В августе 1755 года английское министерство сделало предложение Фридриху II войти в соглашения относительно сохранения спокойствия в Германии, для чего прусский король должен дать формальное обещание ничего не предпринимать против немецких владений великобританского короля, не подкреплять французского нападения на них, но препятствовать ему. Фридриху II понравилось предложение, потому что его сильно беспокоил субсидный трактат Англии с Россиею: если возобновить союзный договор с Франциею, рассчитывал он, то надобно будет напасть на Ганновер, т. е. поднять против себя Англию, Австрию и Россию; если заключить союз с Англиею, то, вероятно, французы не внесут войны в пределы Германской империи, а Пруссия будет в союзе с Англиею и Россиею; это заставит Марию-Терезию пребывать в покое, несмотря на все ее желание возвратить себе Силезию. Английское министерство уверяло его, что цель субсидного трактата между Англиею и Россиею состоит единственно в защите владений английского короля, что по условиям договора русские войска двинутся только в том случае, когда какое-нибудь государство предпримет открыто напасть на его владения; английское министерство уверяло его, что между Англиею и Россиею господствует совершенное согласие, что король Георг твердо рассчитывает на дружбу императрицы Елисаветы. Не имея средств удостовериться в этом прямо в Петербурге вследствие прервания дипломатических сношений между Россиею и Пруссиею, Фридрих осведомлялся в других местах и отовсюду получал удостоверения, что влияние Англии в Петербурге сильнее, чем влияние Австрии, потому что английское правительство богато, а Мария-Терезия бедна. Успокоясь на этот счет, Фридрих заключил союз с Англиею 16 января 1756 года.

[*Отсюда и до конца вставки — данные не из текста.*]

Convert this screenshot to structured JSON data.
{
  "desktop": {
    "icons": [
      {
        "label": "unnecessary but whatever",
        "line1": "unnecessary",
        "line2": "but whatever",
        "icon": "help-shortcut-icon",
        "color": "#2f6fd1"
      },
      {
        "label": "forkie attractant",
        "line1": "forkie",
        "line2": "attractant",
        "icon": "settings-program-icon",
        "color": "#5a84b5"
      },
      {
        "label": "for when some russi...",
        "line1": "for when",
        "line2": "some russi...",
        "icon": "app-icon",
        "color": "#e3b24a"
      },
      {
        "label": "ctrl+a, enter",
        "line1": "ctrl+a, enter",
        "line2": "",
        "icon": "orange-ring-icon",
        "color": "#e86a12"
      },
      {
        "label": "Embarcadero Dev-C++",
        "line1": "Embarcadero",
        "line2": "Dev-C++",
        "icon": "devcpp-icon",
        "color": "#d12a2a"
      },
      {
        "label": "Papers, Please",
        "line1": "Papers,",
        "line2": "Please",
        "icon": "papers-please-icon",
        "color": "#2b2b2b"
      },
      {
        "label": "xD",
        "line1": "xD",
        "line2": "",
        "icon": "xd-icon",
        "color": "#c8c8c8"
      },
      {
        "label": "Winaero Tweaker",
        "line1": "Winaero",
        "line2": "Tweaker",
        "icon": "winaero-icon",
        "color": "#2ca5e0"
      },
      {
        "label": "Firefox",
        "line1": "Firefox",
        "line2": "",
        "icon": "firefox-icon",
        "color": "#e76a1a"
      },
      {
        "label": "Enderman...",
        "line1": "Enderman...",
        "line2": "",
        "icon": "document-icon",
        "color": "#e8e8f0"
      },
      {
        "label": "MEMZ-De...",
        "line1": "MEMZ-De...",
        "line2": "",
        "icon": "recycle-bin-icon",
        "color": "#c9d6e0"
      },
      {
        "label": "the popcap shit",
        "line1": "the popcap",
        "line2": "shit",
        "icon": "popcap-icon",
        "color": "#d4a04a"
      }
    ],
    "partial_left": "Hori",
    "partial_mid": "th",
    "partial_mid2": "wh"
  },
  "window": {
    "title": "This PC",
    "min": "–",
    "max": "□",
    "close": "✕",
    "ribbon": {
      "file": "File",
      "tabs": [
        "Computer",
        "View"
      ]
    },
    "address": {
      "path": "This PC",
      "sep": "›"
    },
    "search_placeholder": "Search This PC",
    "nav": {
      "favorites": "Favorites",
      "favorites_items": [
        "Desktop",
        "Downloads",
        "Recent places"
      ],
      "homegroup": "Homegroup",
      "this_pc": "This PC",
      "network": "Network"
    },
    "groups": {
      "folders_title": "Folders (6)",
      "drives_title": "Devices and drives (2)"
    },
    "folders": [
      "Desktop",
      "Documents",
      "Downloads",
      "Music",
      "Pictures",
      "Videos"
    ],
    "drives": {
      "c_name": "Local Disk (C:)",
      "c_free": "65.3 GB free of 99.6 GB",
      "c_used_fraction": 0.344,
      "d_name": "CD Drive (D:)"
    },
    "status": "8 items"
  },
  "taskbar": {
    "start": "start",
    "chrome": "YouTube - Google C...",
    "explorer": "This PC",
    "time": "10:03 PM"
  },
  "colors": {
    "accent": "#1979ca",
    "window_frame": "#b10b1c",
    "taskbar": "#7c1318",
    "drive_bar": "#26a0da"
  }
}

Известие об этом союзе произвело страшное впечатление во Франции, вследствие чего 2 мая 1756 года заключен был в Версале оборонительный союз между Франциею и Австриею.

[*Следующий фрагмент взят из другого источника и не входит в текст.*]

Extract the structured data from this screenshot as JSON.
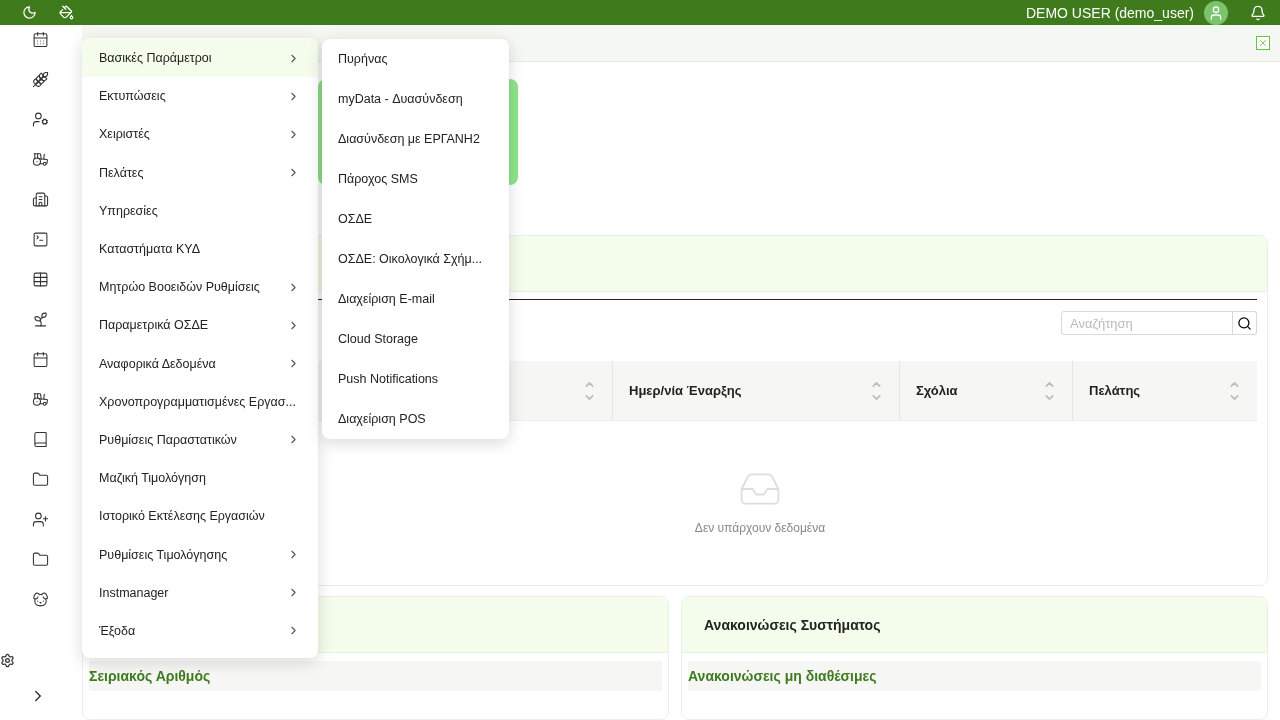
{
  "top_bar": {
    "user": "DEMO USER (demo_user)"
  },
  "menu": {
    "items": [
      {
        "label": "Βασικές Παράμετροι",
        "submenu": true,
        "selected": true
      },
      {
        "label": "Εκτυπώσεις",
        "submenu": true,
        "selected": false
      },
      {
        "label": "Χειριστές",
        "submenu": true,
        "selected": false
      },
      {
        "label": "Πελάτες",
        "submenu": true,
        "selected": false
      },
      {
        "label": "Υπηρεσίες",
        "submenu": false,
        "selected": false
      },
      {
        "label": "Καταστήματα ΚΥΔ",
        "submenu": false,
        "selected": false
      },
      {
        "label": "Μητρώο Βοοειδών Ρυθμίσεις",
        "submenu": true,
        "selected": false
      },
      {
        "label": "Παραμετρικά ΟΣΔΕ",
        "submenu": true,
        "selected": false
      },
      {
        "label": "Αναφορικά Δεδομένα",
        "submenu": true,
        "selected": false
      },
      {
        "label": "Χρονοπρογραμματισμένες Εργασ...",
        "submenu": false,
        "selected": false
      },
      {
        "label": "Ρυθμίσεις Παραστατικών",
        "submenu": true,
        "selected": false
      },
      {
        "label": "Μαζική Τιμολόγηση",
        "submenu": false,
        "selected": false
      },
      {
        "label": "Ιστορικό Εκτέλεσης Εργασιών",
        "submenu": false,
        "selected": false
      },
      {
        "label": "Ρυθμίσεις Τιμολόγησης",
        "submenu": true,
        "selected": false
      },
      {
        "label": "Instmanager",
        "submenu": true,
        "selected": false
      },
      {
        "label": "Έξοδα",
        "submenu": true,
        "selected": false
      }
    ]
  },
  "submenu": {
    "items": [
      "Πυρήνας",
      "myData - Δυασύνδεση",
      "Διασύνδεση με ΕΡΓΑΝΗ2",
      "Πάροχος SMS",
      "ΟΣΔΕ",
      "ΟΣΔΕ: Οικολογικά Σχήμ...",
      "Διαχείριση E-mail",
      "Cloud Storage",
      "Push Notifications",
      "Διαχείριση POS"
    ]
  },
  "table": {
    "search": {
      "placeholder": "Αναζήτηση"
    },
    "columns": [
      {},
      {
        "label": "Ημερ/νία Έναρξης"
      },
      {
        "label": "Σχόλια"
      },
      {
        "label": "Πελάτης"
      }
    ],
    "empty": "Δεν υπάρχουν δεδομένα"
  },
  "serial_card": {
    "subheading": "Σειριακός Αριθμός"
  },
  "announcements": {
    "title": "Ανακοινώσεις Συστήματος",
    "subheading": "Ανακοινώσεις μη διαθέσιμες"
  }
}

Англия увидела, что ошиблась в своих расчетах. Погруженная в соображение одних своих интересов, она забыла, что и у других держав есть свои интересы, что если в Лондоне был интерес ганноверский, то в Вене был интерес силезский. Английский посланник в Вене Кейт имел любопытный разговор с Мариею-Терезиею по поводу австро-французского союза. Когда Кейт заметил, что этот союз есть нарушение прежних дружественных отношений Австрии и Англии, то императрица с жаром отвечала: «Не я покинула старую систему; но Англия покинула и меня, и систему, когда вступила в союз с Пруссиею. Известие об этом поразило меня как громом. Я и король прусский вместе быть не можем, и никакие соображения в мире не могут меня побудить вступить в союз, в котором он участвует. Мне нельзя много думать об отдаленных землях, пришлось ограничиться защитою наследственных владений, и здесь я боюсь только двух врагов: турок и пруссаков. Но при добром согласии, которое теперь существует между обеими императрицами, оне покажут, что могут себя защищать и что нечего им много бояться и этих могущественных врагов».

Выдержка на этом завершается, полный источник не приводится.